Pourquoi, en dépit de
leurs progrès techniques et scientifiques extraordinaires, leurs
capacités de production largement suffisantes pour assurer de bonnes
conditions de vie à tous, les humains sont-ils si malheureux ? Ou
bien ils le sont matériellement et nombreux dans les pays riches ou
pauvres, ou bien ils le sont moralement dans les deux. Innombrables
sont en France les personnes y compris jeunes, aisées, en bonne
santé, cultivées, qui déclarent souffrir de « la solitude »,
par exemple. Qu'est-ce à dire ? Et la première cause de mortalité
dans la jeunesse en France est le suicide, bien souvent pour cause de
« chagrin d'amour ».
Quand on observe la
souffrance sociale, elle paraît mise en place par des humains contre
d'autres humains. Exemple récent et frappant : au nom de la
soi-disant nécessité de rembourser une dette illégitime, illégale,
odieuse, insupportable et colossale, on a condamné la majeure partie
du peuple grec à la misère. La mortalité infantile en cinq ans de
plans de soi-disant « aide » a grimpé de 43 %. Les Grecs
se sont faits largement insulter dans la presse mondiale, traiter de
feignants, fraudeurs, vivants au dessus de leurs moyens et devant à
présent rembourser, etc. Est-ce le cas de nouveaux-nés qui meurent
à présent victimes du pillage rebaptisé « austérité »

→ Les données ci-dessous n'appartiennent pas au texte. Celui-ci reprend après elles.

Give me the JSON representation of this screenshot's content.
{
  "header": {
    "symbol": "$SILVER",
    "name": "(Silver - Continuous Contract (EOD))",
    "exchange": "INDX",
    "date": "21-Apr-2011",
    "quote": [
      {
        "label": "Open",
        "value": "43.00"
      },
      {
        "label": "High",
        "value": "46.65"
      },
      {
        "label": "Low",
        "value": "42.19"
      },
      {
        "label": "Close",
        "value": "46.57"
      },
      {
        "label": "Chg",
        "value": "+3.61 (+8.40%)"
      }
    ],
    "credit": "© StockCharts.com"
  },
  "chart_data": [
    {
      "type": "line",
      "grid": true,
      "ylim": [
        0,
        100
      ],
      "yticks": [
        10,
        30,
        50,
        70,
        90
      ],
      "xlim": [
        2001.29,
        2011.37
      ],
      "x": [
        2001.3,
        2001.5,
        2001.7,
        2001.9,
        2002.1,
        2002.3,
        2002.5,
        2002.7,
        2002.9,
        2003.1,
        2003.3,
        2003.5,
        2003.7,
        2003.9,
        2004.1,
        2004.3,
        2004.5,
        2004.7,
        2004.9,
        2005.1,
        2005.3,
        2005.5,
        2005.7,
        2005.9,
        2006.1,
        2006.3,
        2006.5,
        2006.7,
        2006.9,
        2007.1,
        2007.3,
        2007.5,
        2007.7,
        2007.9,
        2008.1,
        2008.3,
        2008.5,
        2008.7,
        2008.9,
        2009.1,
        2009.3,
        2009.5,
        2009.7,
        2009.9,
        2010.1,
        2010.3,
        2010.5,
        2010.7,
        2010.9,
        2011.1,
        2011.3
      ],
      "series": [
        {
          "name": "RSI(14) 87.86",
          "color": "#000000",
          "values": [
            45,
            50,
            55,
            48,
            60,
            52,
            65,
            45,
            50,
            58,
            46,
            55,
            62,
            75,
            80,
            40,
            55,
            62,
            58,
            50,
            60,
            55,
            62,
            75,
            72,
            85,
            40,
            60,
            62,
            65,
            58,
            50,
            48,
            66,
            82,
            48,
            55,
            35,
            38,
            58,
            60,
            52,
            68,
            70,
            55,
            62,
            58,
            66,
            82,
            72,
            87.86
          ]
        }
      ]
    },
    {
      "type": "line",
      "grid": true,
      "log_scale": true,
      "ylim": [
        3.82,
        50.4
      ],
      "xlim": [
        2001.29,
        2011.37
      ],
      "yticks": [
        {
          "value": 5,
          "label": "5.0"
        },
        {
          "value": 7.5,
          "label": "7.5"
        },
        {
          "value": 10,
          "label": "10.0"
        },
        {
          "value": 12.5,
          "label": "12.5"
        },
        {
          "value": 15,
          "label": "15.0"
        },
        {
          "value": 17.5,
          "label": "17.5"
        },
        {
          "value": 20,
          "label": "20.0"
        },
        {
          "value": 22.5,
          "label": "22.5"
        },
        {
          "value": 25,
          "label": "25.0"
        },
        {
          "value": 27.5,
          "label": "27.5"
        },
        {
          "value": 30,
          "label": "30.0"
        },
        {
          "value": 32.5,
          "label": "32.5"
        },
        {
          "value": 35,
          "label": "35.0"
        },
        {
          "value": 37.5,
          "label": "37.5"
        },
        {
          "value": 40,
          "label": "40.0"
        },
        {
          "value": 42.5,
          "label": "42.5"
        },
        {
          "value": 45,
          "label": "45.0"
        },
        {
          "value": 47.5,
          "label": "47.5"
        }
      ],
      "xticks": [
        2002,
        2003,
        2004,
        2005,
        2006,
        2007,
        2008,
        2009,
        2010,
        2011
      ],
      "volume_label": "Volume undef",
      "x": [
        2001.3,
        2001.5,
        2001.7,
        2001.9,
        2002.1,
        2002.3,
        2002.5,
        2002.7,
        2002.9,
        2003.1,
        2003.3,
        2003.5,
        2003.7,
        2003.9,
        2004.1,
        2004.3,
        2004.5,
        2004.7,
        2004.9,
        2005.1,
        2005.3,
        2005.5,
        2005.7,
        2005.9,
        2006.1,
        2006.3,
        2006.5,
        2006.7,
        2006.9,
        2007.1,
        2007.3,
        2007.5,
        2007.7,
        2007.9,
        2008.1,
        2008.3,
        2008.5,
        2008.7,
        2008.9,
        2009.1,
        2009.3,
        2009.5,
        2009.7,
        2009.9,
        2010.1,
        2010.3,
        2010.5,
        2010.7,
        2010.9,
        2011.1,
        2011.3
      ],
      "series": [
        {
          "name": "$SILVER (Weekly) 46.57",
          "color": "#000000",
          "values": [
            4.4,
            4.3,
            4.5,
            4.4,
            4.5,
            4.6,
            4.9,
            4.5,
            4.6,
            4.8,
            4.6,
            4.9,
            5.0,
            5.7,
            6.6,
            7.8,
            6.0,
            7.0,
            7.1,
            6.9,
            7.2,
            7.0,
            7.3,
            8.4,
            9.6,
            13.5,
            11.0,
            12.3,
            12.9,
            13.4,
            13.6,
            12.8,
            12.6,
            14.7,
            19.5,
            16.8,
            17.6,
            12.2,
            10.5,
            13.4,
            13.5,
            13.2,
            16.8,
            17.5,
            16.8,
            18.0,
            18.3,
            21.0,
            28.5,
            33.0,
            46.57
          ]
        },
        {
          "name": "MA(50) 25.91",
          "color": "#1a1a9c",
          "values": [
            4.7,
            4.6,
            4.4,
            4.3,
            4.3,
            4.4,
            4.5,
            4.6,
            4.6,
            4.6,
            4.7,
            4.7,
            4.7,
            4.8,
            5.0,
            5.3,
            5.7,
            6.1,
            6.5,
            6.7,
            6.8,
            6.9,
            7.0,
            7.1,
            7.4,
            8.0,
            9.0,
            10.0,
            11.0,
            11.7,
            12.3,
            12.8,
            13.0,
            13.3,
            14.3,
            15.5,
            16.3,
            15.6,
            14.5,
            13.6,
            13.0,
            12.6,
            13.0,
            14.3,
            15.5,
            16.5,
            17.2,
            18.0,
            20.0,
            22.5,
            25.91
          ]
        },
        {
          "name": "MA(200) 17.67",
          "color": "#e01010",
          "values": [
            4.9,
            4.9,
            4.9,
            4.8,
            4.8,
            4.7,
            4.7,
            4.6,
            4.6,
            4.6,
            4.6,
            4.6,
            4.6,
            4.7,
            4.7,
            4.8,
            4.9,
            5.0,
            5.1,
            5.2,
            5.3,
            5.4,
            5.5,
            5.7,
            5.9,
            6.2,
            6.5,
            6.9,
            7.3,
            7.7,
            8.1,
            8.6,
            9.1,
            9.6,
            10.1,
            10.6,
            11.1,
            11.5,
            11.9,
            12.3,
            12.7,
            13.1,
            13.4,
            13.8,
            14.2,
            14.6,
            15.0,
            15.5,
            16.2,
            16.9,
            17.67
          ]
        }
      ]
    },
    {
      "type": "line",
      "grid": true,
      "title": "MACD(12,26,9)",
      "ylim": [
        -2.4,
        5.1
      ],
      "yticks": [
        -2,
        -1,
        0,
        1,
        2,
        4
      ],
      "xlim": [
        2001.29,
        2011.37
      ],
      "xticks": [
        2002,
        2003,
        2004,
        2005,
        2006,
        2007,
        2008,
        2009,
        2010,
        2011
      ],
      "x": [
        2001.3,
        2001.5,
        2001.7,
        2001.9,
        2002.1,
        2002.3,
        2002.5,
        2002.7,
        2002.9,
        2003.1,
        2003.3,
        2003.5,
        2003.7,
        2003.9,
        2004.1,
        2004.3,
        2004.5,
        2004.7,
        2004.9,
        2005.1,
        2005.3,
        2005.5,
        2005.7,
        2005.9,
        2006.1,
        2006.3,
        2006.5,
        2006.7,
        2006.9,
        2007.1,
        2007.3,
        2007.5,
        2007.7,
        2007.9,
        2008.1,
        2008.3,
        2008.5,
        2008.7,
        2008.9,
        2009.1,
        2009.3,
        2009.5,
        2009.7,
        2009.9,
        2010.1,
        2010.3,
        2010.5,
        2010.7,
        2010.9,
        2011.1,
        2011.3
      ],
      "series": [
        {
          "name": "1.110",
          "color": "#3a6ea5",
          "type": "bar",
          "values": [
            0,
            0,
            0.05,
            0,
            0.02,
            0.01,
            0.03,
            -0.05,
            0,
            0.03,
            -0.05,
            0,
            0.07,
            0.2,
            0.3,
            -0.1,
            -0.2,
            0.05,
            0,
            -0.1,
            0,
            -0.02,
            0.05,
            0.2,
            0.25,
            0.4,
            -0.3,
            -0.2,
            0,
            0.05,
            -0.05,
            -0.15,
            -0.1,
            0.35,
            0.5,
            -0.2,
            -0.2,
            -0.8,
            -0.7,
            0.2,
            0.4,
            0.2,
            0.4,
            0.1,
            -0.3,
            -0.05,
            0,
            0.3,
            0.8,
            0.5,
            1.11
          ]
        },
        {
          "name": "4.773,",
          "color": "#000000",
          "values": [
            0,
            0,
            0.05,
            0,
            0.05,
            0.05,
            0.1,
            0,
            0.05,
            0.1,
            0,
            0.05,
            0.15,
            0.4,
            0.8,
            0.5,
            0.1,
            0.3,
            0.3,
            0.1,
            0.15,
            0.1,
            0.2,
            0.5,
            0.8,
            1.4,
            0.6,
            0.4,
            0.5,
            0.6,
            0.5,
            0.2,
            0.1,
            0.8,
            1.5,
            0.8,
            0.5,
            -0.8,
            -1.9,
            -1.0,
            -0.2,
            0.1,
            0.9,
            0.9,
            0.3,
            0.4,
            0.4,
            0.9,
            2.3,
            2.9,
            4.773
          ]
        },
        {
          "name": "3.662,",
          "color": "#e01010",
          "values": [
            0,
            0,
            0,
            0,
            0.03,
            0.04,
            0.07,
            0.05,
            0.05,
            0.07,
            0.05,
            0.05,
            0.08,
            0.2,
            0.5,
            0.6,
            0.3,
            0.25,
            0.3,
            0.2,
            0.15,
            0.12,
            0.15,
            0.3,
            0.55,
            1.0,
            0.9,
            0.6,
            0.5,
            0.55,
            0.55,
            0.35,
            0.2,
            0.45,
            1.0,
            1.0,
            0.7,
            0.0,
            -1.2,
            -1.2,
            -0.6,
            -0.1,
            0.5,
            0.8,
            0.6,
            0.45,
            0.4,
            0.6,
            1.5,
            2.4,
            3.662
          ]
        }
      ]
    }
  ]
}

? Et ici, les responsables de cette catastrophe sont connus. Ce sont
des chefs d'états ou des hauts fonctionnaires financiers ou
« européens ». Si on les observe bien, quels sont leurs
motifs pour agir ainsi ? La ruine d'un peuple, sa souffrance, leur
apportent-ils quelque chose ? Sûrement pas ou guère. Sont-ils alors
« méchants » ? Non, l'explication est ailleurs, c'est la
peur.
Car, à les observer avec
attention, les responsables de ce désastre brillent par leur
banalité. Ils n'ont pas de tares particulières. Ils enfilent des
chiffres, des statistiques. Et en tirent des conclusions pratiques
sans tenir compte des conséquences dramatiques de leurs actes sur
des humains. Ils gèrent des budgets, des bilans, des choses
abstraites, des courbes sur des graphiques, des rapports qu'ils n'ont
pas lu mais approuvés. Qu'est-ce qui peut animer leur mode d'agir
ainsi ?
Les mêmes raisons qui
expliquent à petite ou très petite échelle des comportements aussi
absurdes et dévastateurs. En voici un : j'aménage un logement pour
moi. Quand j'ai fini de l'aménager, un logement à peine plus cher
se libère sur le palier. À
la différence du mien il est plus grand, dispose des toilettes et
d'une douche. Pour y emménager, il me suffit de le décider.
Déplacer mes affaires de quelques mètres. Mais, ce faisant, bien
sûr, renoncer aux aménagements que je viens de terminer. Comment ça
? Tant d'efforts pour rien, alors ! Je décide sans aucune hésitation
de rester dans le logement plus petit et sans confort par attachement
à mon travail effectué. Décision de la plus parfaite crétinerie
et totalement contraire à mes intérêts. Et pourquoi une telle
imbécillité ? Parce que le logement que j'ai aménagé c'est chez
moi. Et, je l'ai analysé beaucoup plus tard, j'ai peur d'en
changer. Ma peur absurde ayant recouvert et habillé une panique bien
plus violente et ancienne : celle suscitée par la sortie de mon
enfance prolongée. Pour tout le monde ou presque c'est pareil. La
terreur suscitée par la sortie de l'enfance prolongée dicte des
comportements irrationnels.
Les chefs d'états et les
hauts fonctionnaires sont des humains comme les autres et connaissent
la même peur. Mais, bien sûr, leurs actes ont une portée plus
grande. Croyez-vous que la hausse de la mortalité infantile en Grèce
apporte quelque chose à ceux qui l'organisent ? Qu'ils haïssent les
bébés grecs ? Pas du tout, ils ont simplement peur. Et à un
moment-donné leur peur épouse des décisions qu'ils prennent parce
qu'ils sont effrayés. Ils n'ont pas conscience de leur
fonctionnement, mais c'est comme ça que ça se passe. Et ça dure
depuis très longtemps. Depuis que le savoir est né et que sa
transmission a créé un traumatisme majeur dans la vie de tous les
humains, via l'enfance prolongée et la peine pour en sortir. On
s'attache à des choses en dépit du bon sens : logement rénové
contre logement plus grand, ou remboursement de la « dette
grecque ». Et on nuit à soi et aux autres.